If you’re like me and only have 5-7 mins a day for word work, then you’re constantly looking for lessons that pack the most powerful punches. This lesson does just that! It doubles vocabulary instruction with grammar. Pow!

The English language is fickle. We have so many meanings for words. Table can be a noun (as in the piece of furniture) or it can be a verb (as in saving something for a later time.) Most students are familiar with the noun, but are they familiar with the verb? Studying words that can be both nouns and verbs can be fun!

Nouns & Verbs:

ski                              bargain                         hunt

chair                          shop                               bump

ruin                           fly                                   grimace

cloud                         joke                                milk

One of the hardest components of teaching vocabulary is helping students learn the many meanings of words. I like to begin here- with nouns and verbs. These words allow for great entry-point conversations about words because students are usually familiar with at least one meaning. Students have a lot of fun creating sentences that include both forms of the word.

“We tabled the discussion about the new dining room table for the night.”

As the year goes on, I add more layers.

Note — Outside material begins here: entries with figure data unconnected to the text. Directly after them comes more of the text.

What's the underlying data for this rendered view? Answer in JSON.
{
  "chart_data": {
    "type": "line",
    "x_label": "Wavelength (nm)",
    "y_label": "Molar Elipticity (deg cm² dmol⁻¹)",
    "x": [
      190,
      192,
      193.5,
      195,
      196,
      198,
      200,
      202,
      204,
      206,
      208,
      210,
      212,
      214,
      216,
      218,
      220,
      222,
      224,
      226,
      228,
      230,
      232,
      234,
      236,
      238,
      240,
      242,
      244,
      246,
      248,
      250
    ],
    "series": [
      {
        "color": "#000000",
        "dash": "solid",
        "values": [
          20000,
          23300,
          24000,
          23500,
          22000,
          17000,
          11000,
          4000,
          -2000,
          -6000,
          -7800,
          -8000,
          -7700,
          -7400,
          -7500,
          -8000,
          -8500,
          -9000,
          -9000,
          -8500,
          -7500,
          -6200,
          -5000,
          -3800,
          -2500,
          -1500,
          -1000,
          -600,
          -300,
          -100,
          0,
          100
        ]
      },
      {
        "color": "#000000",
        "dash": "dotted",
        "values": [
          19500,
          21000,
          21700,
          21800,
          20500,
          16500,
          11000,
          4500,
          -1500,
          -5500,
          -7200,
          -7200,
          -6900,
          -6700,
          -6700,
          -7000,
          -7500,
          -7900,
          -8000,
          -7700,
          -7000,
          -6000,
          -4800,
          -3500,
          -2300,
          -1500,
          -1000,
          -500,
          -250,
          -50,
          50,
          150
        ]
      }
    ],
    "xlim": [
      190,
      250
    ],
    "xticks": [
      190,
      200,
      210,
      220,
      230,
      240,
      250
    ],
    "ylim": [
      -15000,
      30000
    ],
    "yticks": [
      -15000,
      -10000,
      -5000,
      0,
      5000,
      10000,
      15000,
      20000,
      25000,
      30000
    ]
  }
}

We look at words that are nouns, verbs, and adjectives (such as the word light.)

For extra fun, ask your students to get really creative and make a case for sentences or word combinations where “table” acts as an adjective? (table-top counter, table lamp, table hockey?) Where it can get really interesting is when students try adding suffixes to table to make it into an adjective (tablific? or tablesque?) You may be surprised by what they create. Here is Shelby’s sentence:

“She looked at the towering building with its black table roof.”

You can see here that Shelby used the word “table” creatively to  create an interesting image in her reader’s mind. This quick and fun word work activity can pack a powerful punch in less than 5-7 minutes. Enjoy!